A global productivity reset is underway as AI, digital transformation and shifting economic pressures redefine how value is created across modern organisations.

The latest EY Megatrends analysis highlights a structural shift in how productivity is defined and delivered, signalling what the firm calls a global “productivity reset.” For decades, productivity has been measured through traditional inputs and outputs, often centred on physical production or linear processes. EY argues that this model is no longer fit for purpose as economies become increasingly digital, knowledge-driven and shaped by human-machine collaboration.

AI is the most visible catalyst, but EY stresses that the reset is being driven by a wider convergence of factors, including demographic shifts, regulatory complexity, supply-chain restructuring and rising energy and compute demands. Together, these forces are redefining what organisations need to compete and grow. Productivity is no longer about doing more, but about doing things better, with greater accuracy, relevance and impact.

This new landscape elevates the value of human judgement, creativity and problem-solving, paired with technologies that accelerate insight and decision-making.

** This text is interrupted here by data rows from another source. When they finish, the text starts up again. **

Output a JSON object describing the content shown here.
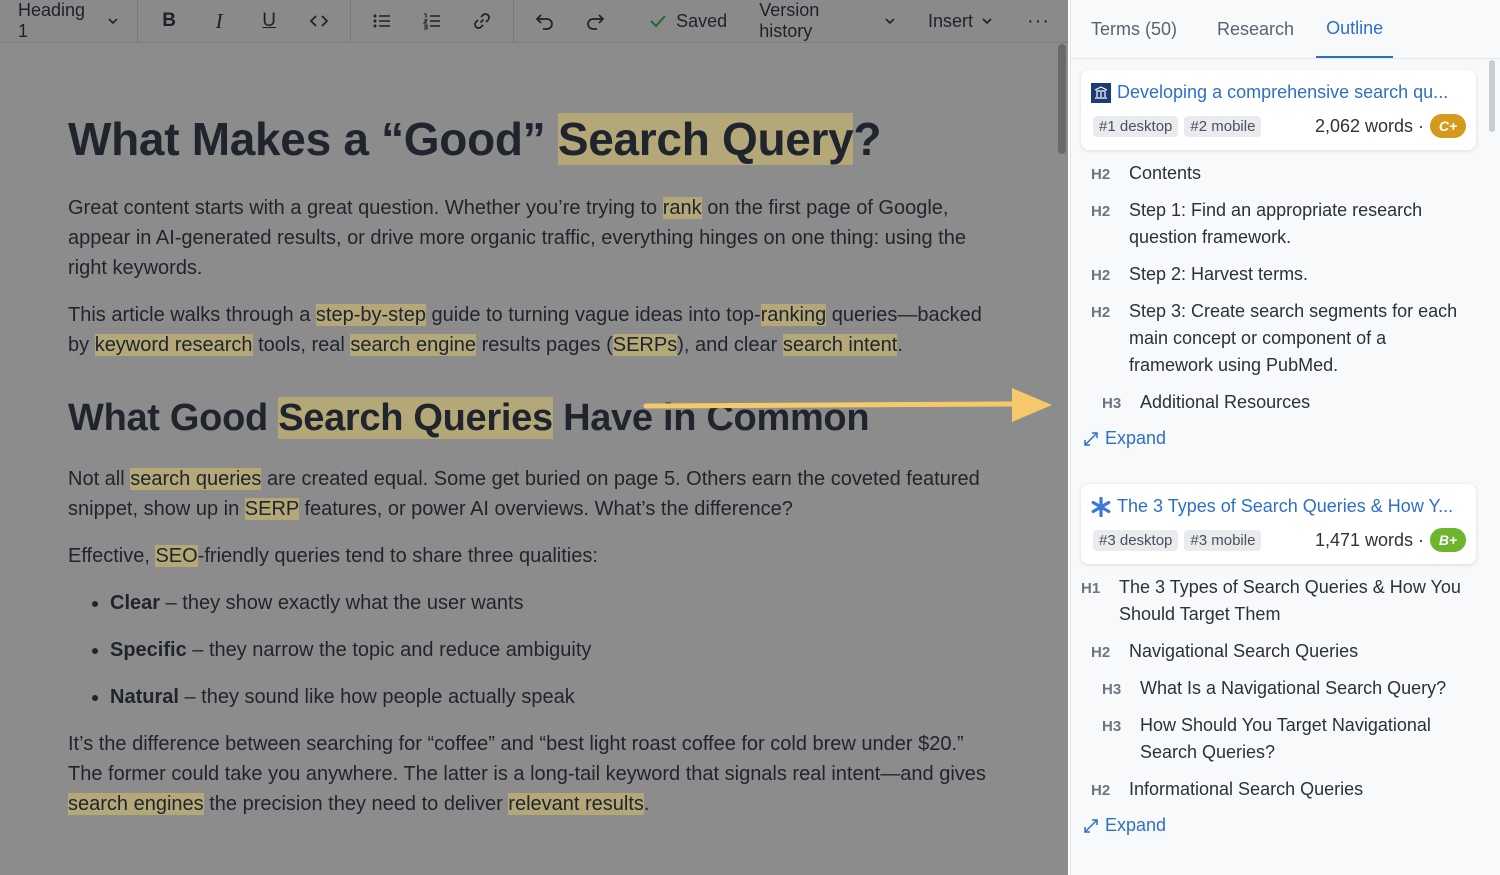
{
  "toolbar": {
    "heading_label": "Heading 1",
    "status": "Saved",
    "version_history": "Version history",
    "insert": "Insert",
    "more": "···"
  },
  "document": {
    "title_pre": "What Makes a “Good” ",
    "title_hl": "Search Query",
    "title_post": "?",
    "p1": {
      "a": "Great content starts with a great question. Whether you’re trying to ",
      "hl1": "rank",
      "b": " on the first page of Google, appear in AI-generated results, or drive more organic traffic, everything hinges on one thing: using the right keywords."
    },
    "p2": {
      "a": "This article walks through a ",
      "hl1": "step-by-step",
      "b": " guide to turning vague ideas into top-",
      "hl2": "ranking",
      "c": " queries—backed by ",
      "hl3": "keyword research",
      "d": " tools, real ",
      "hl4": "search engine",
      "e": " results pages (",
      "hl5": "SERPs",
      "f": "), and clear ",
      "hl6": "search intent",
      "g": "."
    },
    "h2_pre": "What Good ",
    "h2_hl": "Search Queries",
    "h2_post": " Have in Common",
    "p3": {
      "a": "Not all ",
      "hl1": "search queries",
      "b": " are created equal. Some get buried on page 5. Others earn the coveted featured snippet, show up in ",
      "hl2": "SERP",
      "c": " features, or power AI overviews. What’s the difference?"
    },
    "p4": {
      "a": "Effective, ",
      "hl1": "SEO",
      "b": "-friendly queries tend to share three qualities:"
    },
    "bullets": [
      {
        "term": "Clear",
        "desc": " – they show exactly what the user wants"
      },
      {
        "term": "Specific",
        "desc": " – they narrow the topic and reduce ambiguity"
      },
      {
        "term": "Natural",
        "desc": " – they sound like how people actually speak"
      }
    ],
    "p5": {
      "a": "It’s the difference between searching for “coffee” and “best light roast coffee for cold brew under $20.” The former could take you anywhere. The latter is a long-tail keyword that signals real intent—and gives ",
      "hl1": "search engines",
      "b": " the precision they need to deliver ",
      "hl2": "relevant results",
      "c": "."
    }
  },
  "sidebar": {
    "tabs": [
      "Terms (50)",
      "Research",
      "Outline"
    ],
    "active_tab": "Outline",
    "cards": [
      {
        "title": "Developing a comprehensive search qu...",
        "desktop_rank": "#1 desktop",
        "mobile_rank": "#2 mobile",
        "words": "2,062 words ·",
        "grade": "C+",
        "grade_color": "#d49a1b",
        "outline": [
          {
            "level": "H2",
            "text": "Contents"
          },
          {
            "level": "H2",
            "text": "Step 1: Find an appropriate research question framework."
          },
          {
            "level": "H2",
            "text": "Step 2: Harvest terms."
          },
          {
            "level": "H2",
            "text": "Step 3: Create search segments for each main concept or component of a framework using PubMed."
          },
          {
            "level": "H3",
            "text": "Additional Resources"
          }
        ],
        "expand": "Expand"
      },
      {
        "title": "The 3 Types of Search Queries & How Y...",
        "desktop_rank": "#3 desktop",
        "mobile_rank": "#3 mobile",
        "words": "1,471 words ·",
        "grade": "B+",
        "grade_color": "#6cb52d",
        "outline": [
          {
            "level": "H1",
            "text": "The 3 Types of Search Queries & How You Should Target Them"
          },
          {
            "level": "H2",
            "text": "Navigational Search Queries"
          },
          {
            "level": "H3",
            "text": "What Is a Navigational Search Query?"
          },
          {
            "level": "H3",
            "text": "How Should You Target Navigational Search Queries?"
          },
          {
            "level": "H2",
            "text": "Informational Search Queries"
          }
        ],
        "expand": "Expand"
      }
    ]
  },
  "colors": {
    "accent": "#2e6fc8",
    "highlight": "#c4b270",
    "arrow": "#f5c86a"
  }
}
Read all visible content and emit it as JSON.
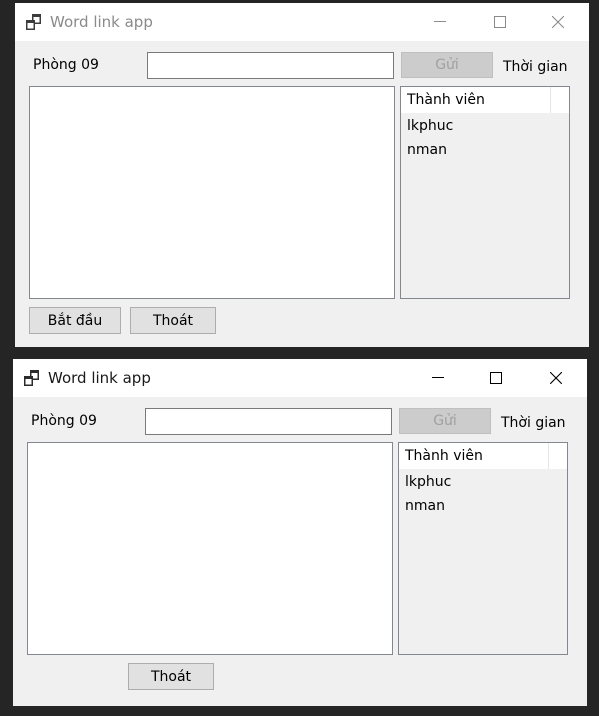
{
  "windows": [
    {
      "title": "Word link app",
      "room_label": "Phòng 09",
      "message_input": {
        "value": "",
        "placeholder": ""
      },
      "send_button": "Gửi",
      "time_label": "Thời gian",
      "members_header": "Thành viên",
      "members": [
        "lkphuc",
        "nman"
      ],
      "start_button": "Bắt đầu",
      "exit_button": "Thoát",
      "state": "inactive"
    },
    {
      "title": "Word link app",
      "room_label": "Phòng 09",
      "message_input": {
        "value": "",
        "placeholder": ""
      },
      "send_button": "Gửi",
      "time_label": "Thời gian",
      "members_header": "Thành viên",
      "members": [
        "lkphuc",
        "nman"
      ],
      "exit_button": "Thoát",
      "state": "active"
    }
  ],
  "icons": {
    "app": "app-window-icon",
    "minimize": "minimize-icon",
    "maximize": "maximize-icon",
    "close": "close-icon"
  },
  "colors": {
    "desktop_background": "#252525",
    "window_background": "#f0f0f0",
    "titlebar": "#ffffff",
    "button": "#e1e1e1",
    "disabled_button": "#cccccc"
  }
}
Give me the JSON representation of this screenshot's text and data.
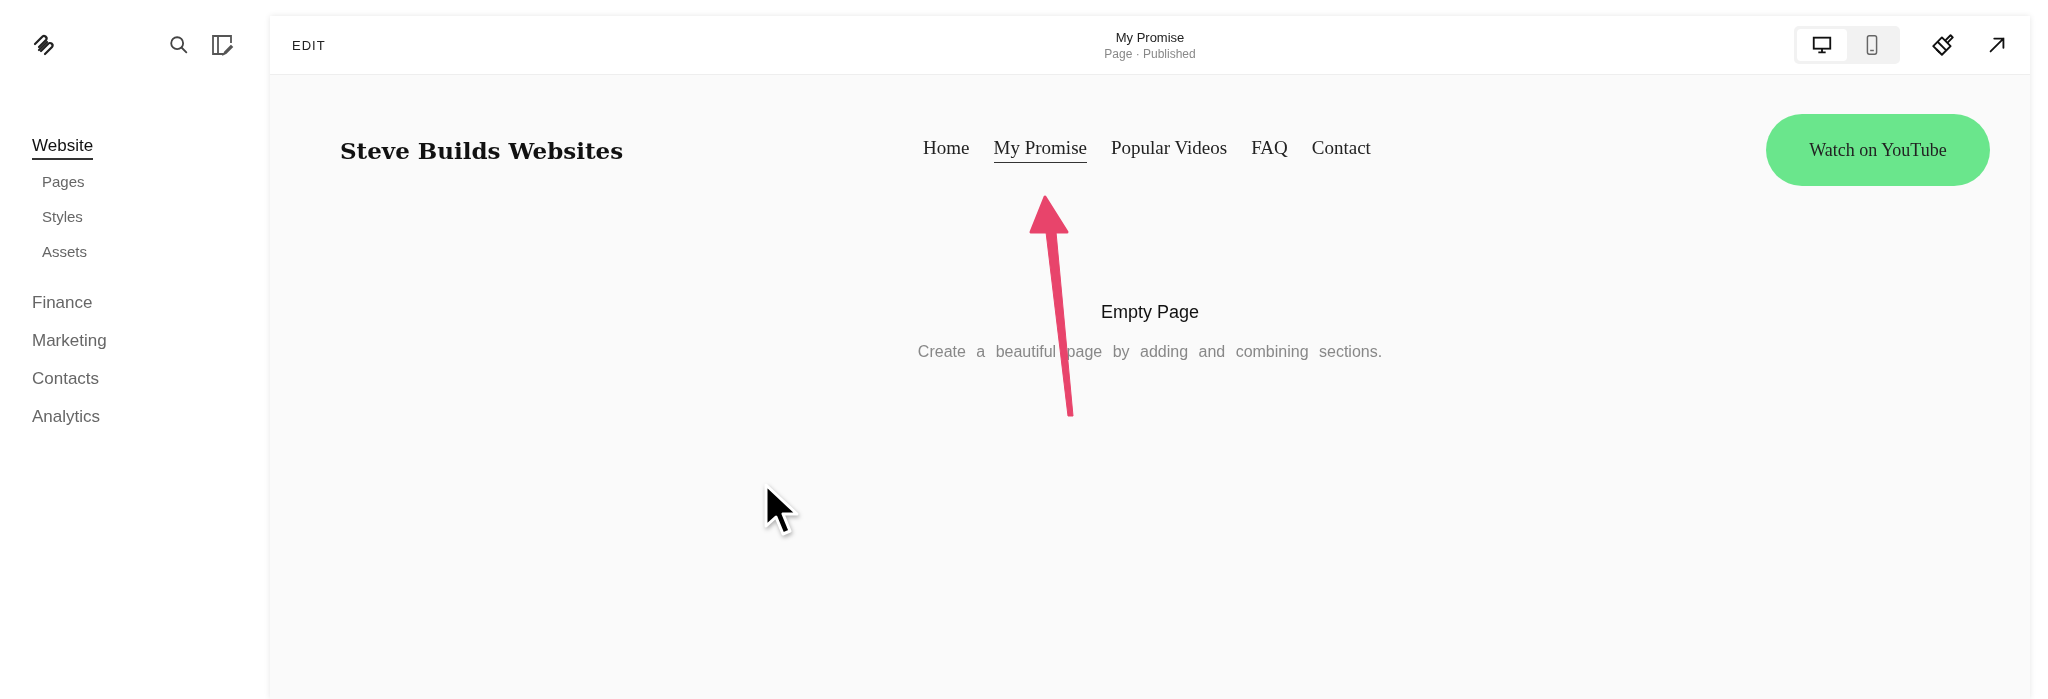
{
  "sidebar": {
    "sections": [
      {
        "label": "Website",
        "selected": true,
        "children": [
          {
            "label": "Pages"
          },
          {
            "label": "Styles"
          },
          {
            "label": "Assets"
          }
        ]
      },
      {
        "label": "Finance",
        "selected": false
      },
      {
        "label": "Marketing",
        "selected": false
      },
      {
        "label": "Contacts",
        "selected": false
      },
      {
        "label": "Analytics",
        "selected": false
      }
    ]
  },
  "toolbar": {
    "edit": "EDIT",
    "page_title": "My Promise",
    "page_status": "Page · Published",
    "views": [
      {
        "kind": "desktop",
        "selected": true
      },
      {
        "kind": "mobile",
        "selected": false
      }
    ]
  },
  "site": {
    "title": "Steve Builds Websites",
    "nav": [
      {
        "label": "Home",
        "selected": false
      },
      {
        "label": "My Promise",
        "selected": true
      },
      {
        "label": "Popular Videos",
        "selected": false
      },
      {
        "label": "FAQ",
        "selected": false
      },
      {
        "label": "Contact",
        "selected": false
      }
    ],
    "cta": "Watch on YouTube"
  },
  "empty_state": {
    "title": "Empty Page",
    "text": "Create a beautiful page by adding and combining sections."
  }
}
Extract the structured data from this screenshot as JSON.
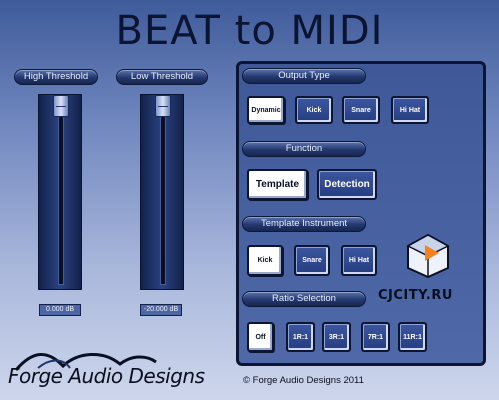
{
  "app": {
    "title": "BEAT to MIDI"
  },
  "sliders": {
    "high": {
      "label": "High Threshold",
      "value": "0.000 dB",
      "level": 1.0
    },
    "low": {
      "label": "Low Threshold",
      "value": "-20.000 dB",
      "level": 1.0
    }
  },
  "output_type": {
    "label": "Output Type",
    "options": [
      "Dynamic",
      "Kick",
      "Snare",
      "Hi Hat"
    ],
    "selected": "Dynamic"
  },
  "function": {
    "label": "Function",
    "options": [
      "Template",
      "Detection"
    ],
    "selected": "Template"
  },
  "template_instrument": {
    "label": "Template Instrument",
    "options": [
      "Kick",
      "Snare",
      "Hi Hat"
    ],
    "selected": "Kick"
  },
  "ratio_selection": {
    "label": "Ratio Selection",
    "options": [
      "Off",
      "1R:1",
      "3R:1",
      "7R:1",
      "11R:1"
    ],
    "selected": "Off"
  },
  "watermark": "CJCITY.RU",
  "footer": {
    "brand": "Forge Audio Designs",
    "copyright": "© Forge Audio Designs 2011"
  },
  "colors": {
    "accent": "#f5821f",
    "panel": "#4f69a8",
    "dark": "#0c1532"
  }
}
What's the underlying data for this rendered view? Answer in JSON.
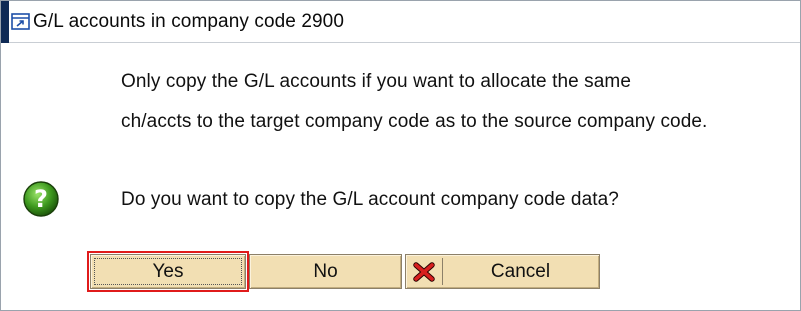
{
  "window": {
    "title": "G/L accounts in company code 2900"
  },
  "message": {
    "line1": "Only copy the G/L accounts if you want to allocate the same",
    "line2": "ch/accts to the target company code as to the source company code.",
    "question": "Do you want to copy the G/L account company code data?"
  },
  "icons": {
    "title": "popup-window-icon",
    "question": "question-mark-icon",
    "cancel": "red-x-icon"
  },
  "buttons": {
    "yes": "Yes",
    "no": "No",
    "cancel": "Cancel"
  },
  "colors": {
    "title_edge": "#0f2a55",
    "button_face": "#f2dfb3",
    "focus_highlight": "#e01b1b",
    "question_icon": "#3e9a1f"
  }
}
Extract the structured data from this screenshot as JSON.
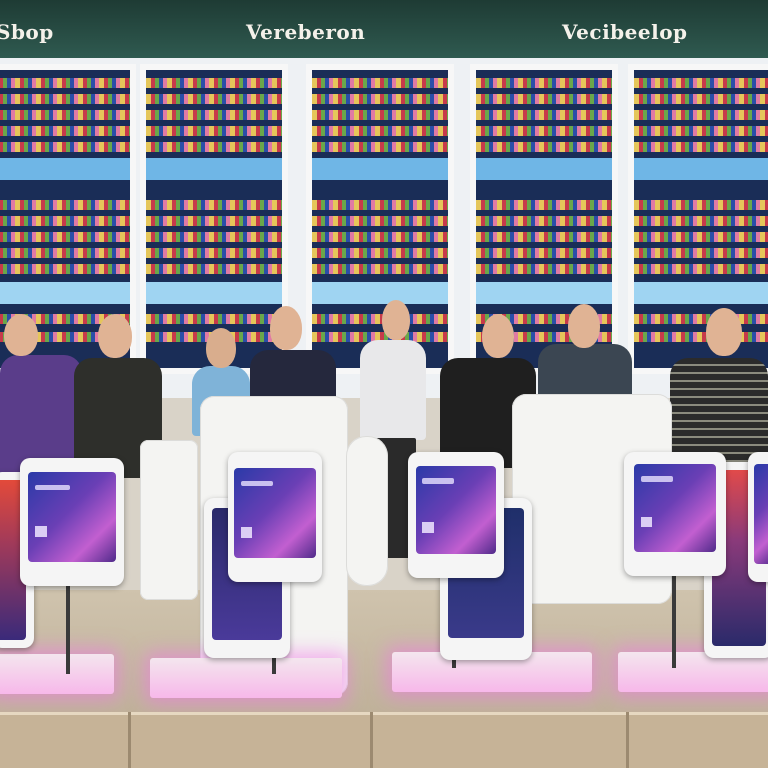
{
  "scene": {
    "description_free": true,
    "signs": [
      {
        "text": "Sbop"
      },
      {
        "text": "Vereberon"
      },
      {
        "text": "Vecibeelop"
      }
    ],
    "colors": {
      "header": "#2f5a50",
      "shelf_bg": "#1a2d57",
      "kiosk_screen": "#6a3fb5",
      "base_glow": "#f7b8ea"
    }
  }
}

It also requires businesses to rethink their operating models, infrastructure and data foundations. Traditional measures of productivity will become increasingly inadequate, with new metrics emerging that capture outcomes, adaptability, quality of service, resilience and the speed at which organisations learn and respond.

For policymakers, EY warns that economic strategies must adapt to recognise the new forms of value being created in digital and service-led sectors. Talent development, digital skills, and the capacity of organisations to integrate AI responsibly will become central to national competitiveness.

The productivity reset presents both opportunity and risk. The organisations, and regions, that adapt fastest will gain an advantage. Those that do not may fall behind as value creation accelerates elsewhere.

The Takeaway:

Productivity is being redefined: future value will come from better decisions, smarter systems and stronger human-machine collaboration, not simply from doing more work.